Excising Ford’s name, Feinstein then sent it to the FBI, who sent it to the White House, who sent it on to the Senate to be included in the background material on the judge.

Thus, Ford’s explosive charge, along with her name, did not surface until this weekend.

What is being done here stinks. It is a transparently late hit, a kill shot to assassinate a nominee who, before the weekend, was all but certain to be confirmed and whose elevation to the Supreme Court is a result of victories in free elections by President Trump and the Republican Party.

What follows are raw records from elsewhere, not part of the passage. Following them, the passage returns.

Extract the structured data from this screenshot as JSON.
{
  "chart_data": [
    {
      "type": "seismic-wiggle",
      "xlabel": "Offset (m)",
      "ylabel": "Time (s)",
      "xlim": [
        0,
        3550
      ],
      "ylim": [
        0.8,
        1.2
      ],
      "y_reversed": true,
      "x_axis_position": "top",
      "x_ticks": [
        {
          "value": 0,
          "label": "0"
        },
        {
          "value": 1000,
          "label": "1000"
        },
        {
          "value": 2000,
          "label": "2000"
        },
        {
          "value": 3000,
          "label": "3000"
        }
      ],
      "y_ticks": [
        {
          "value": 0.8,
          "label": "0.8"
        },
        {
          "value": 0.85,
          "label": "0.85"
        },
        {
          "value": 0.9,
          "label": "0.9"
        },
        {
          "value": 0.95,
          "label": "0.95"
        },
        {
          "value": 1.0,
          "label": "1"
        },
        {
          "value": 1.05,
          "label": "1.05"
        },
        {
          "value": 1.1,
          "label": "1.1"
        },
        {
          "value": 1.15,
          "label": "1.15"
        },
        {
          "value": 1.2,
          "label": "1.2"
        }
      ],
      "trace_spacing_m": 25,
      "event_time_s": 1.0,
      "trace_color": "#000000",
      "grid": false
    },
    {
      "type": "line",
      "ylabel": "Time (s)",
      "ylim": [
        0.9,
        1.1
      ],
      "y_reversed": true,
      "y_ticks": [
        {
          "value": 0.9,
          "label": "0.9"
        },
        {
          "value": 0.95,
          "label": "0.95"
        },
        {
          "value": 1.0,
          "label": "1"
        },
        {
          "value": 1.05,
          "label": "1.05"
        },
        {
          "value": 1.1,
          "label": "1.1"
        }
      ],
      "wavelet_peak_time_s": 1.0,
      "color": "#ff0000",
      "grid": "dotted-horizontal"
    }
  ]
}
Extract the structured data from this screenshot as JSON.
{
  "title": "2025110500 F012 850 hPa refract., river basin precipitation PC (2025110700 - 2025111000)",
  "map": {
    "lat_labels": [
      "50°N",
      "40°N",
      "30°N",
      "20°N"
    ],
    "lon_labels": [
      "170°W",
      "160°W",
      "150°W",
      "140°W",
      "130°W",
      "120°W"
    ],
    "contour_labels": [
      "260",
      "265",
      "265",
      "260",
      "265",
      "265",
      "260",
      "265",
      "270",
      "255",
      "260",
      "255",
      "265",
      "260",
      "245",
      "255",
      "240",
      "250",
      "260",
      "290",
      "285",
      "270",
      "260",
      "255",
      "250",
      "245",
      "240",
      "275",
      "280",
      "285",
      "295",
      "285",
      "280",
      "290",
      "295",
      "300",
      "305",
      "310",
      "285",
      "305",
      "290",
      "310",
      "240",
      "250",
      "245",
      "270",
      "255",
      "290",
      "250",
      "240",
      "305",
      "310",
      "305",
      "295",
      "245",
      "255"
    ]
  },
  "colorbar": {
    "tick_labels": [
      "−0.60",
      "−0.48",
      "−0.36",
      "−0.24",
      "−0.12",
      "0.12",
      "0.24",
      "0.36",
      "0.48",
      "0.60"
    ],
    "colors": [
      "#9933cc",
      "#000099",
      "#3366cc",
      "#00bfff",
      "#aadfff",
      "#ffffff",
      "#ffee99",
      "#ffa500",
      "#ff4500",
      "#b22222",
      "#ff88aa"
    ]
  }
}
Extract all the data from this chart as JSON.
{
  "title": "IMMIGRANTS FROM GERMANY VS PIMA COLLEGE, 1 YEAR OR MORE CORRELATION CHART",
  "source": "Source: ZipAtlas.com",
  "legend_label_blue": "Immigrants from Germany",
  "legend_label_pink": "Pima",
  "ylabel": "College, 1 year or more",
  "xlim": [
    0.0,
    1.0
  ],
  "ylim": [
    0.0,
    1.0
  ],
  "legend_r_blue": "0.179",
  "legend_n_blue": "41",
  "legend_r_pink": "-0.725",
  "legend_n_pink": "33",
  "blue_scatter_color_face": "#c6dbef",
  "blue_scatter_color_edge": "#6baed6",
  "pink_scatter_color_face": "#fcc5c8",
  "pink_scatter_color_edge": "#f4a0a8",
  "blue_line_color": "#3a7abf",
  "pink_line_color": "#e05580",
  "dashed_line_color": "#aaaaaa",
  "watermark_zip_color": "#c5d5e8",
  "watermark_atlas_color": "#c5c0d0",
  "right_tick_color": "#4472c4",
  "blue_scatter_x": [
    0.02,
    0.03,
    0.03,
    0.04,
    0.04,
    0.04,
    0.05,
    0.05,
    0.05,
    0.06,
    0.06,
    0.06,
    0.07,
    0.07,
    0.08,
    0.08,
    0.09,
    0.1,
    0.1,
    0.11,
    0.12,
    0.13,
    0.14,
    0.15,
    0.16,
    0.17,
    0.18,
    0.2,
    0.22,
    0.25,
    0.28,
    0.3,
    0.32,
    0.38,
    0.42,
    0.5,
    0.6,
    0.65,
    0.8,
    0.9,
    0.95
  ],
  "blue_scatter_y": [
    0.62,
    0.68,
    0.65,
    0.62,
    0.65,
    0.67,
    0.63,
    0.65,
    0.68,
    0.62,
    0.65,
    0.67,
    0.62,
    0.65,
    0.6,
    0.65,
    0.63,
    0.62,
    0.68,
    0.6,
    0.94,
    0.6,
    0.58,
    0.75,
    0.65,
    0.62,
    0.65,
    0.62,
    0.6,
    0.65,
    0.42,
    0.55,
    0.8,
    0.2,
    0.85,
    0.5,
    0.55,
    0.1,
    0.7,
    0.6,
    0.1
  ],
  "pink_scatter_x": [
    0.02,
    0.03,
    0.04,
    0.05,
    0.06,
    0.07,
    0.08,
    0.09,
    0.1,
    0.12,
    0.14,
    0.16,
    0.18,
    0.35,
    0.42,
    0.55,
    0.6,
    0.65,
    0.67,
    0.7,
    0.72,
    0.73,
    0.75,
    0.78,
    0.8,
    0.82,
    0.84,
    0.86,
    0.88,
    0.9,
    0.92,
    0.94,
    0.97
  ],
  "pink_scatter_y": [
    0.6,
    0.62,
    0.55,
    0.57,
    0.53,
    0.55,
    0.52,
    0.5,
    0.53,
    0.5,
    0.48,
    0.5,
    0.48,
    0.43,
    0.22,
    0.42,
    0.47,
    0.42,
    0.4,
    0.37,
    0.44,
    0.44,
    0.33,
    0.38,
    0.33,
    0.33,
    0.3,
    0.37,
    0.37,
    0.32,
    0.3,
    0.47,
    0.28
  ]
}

Palpable here is the desperation of the left to derail Kavanaugh, lest his elevation to the high court imperil their agenda and the social revolution that the Warren Court and its progeny have been able to impose upon the nation.

If Kavanaugh is elevated, the judicial dictatorship of decades past, going back to the salad days of Earl Warren, William Brennan, Hugo Black and “Wild Bill” Douglas, will have reached its end. A new era will have begun.

That is what is at stake.

The Republican Senate should continue with its calendar to confirm Kavanaugh before Oct. 1, while giving Ford some way to be heard, and then Kavanaugh the right to refute. Then let the senators decide.